High School degree or GED is required, short-term training on insurance collections and claims processing. Minimum six months experience in insurance follow-up. One year of similar medical facility, physician’s office or experience with major carrier in claims processing preferred. Demonstrated ability to communicate effectively via telephone and in writing. Computer literate. Must be able to work closely with coworkers.
Requires detailed knowledge of insurance filing and healthcare billing systems. Responsible for familiarizing self with reimbursement rates, filing limits, and other contract specific guidelines that pertain to collections. Thorough knowledge of insurance collection techniques. Responsible for familiarizing self with basic collection techniques, as well as advanced account resolution techniques. Must be familiar with Windows-based environment, Internet & E-mail.
Primary Job Functions
Performs accounts receivable follow-up activities for their assigned payers/accounts using monthly aged account work queues and/or A/R reports.

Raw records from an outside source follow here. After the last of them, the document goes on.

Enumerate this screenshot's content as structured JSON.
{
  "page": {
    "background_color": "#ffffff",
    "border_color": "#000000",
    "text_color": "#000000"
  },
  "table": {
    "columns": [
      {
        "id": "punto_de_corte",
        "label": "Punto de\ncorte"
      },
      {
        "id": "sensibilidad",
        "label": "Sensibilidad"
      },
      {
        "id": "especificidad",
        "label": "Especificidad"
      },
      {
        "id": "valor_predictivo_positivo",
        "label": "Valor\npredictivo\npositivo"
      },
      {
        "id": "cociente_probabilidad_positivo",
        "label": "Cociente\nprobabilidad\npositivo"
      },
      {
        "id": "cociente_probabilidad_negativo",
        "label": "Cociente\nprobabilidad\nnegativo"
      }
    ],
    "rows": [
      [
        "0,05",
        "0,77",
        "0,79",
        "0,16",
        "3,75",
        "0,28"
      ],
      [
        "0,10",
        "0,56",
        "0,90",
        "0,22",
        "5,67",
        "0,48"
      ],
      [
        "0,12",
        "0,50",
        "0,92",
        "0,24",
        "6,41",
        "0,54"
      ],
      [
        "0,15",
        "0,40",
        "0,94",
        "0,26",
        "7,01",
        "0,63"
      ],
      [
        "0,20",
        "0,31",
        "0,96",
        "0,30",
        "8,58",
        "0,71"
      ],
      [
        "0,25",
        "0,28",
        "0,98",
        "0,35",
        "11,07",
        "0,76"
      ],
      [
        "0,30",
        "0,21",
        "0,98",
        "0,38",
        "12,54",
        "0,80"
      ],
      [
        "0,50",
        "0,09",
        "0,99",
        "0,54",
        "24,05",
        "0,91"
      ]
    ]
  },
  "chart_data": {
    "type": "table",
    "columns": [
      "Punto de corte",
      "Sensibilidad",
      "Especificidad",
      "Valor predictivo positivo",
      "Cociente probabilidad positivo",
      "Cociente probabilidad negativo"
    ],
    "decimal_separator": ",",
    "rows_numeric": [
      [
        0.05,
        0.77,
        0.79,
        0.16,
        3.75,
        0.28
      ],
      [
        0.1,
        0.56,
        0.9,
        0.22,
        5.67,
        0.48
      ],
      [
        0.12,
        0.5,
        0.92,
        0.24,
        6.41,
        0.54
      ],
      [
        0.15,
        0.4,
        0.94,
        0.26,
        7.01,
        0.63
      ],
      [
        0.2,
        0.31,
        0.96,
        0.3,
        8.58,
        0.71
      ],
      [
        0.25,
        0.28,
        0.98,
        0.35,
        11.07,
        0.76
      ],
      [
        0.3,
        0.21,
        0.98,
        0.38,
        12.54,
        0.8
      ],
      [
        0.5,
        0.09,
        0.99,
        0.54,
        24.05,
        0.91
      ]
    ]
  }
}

Responsible for identifying and documenting insurance payor issues as they arise. Must communicate all issues to teammates and supervisor. Responsible for maintaining a file containing all pertinent information for each issue to include correspondence, EOB's, claims, etc.
Must be an effective team member with good communication skills. Must participate in team meetings, communicate work related ideas and concerns proactively, and assist in finding appropriate resolutions.
Responsible for contacting insurance companies, patients, and employers regarding outstanding hospital claims. Responsible for providing any information (medical records, itemized statements, etc) requested by insurance companies to process claims. Must maintain a system to ensure timely follow-up is completed for each outstanding claim.
Maintain collection reports consisting of outstanding accounts assigned. Must work and document report according to Patient Accounting Department policies and procedures. Responsible for following up on all accounts listed on the report until resolved.
Refer accounts, in accordance with PHS guidelines, to manager for write-off, agency, or attorney referral. Refer difficult claims to supervisor or manager for advice and/or assistance.
Must work closely with all outside agencies contracted with the Patient Accounting Department and assist them with account resolution for any accounts assigned to them by the manager.
Cross train in the various Patient Accounting Department areas to be completely familiar with all aspects of patient accounting functions as they relate to collections.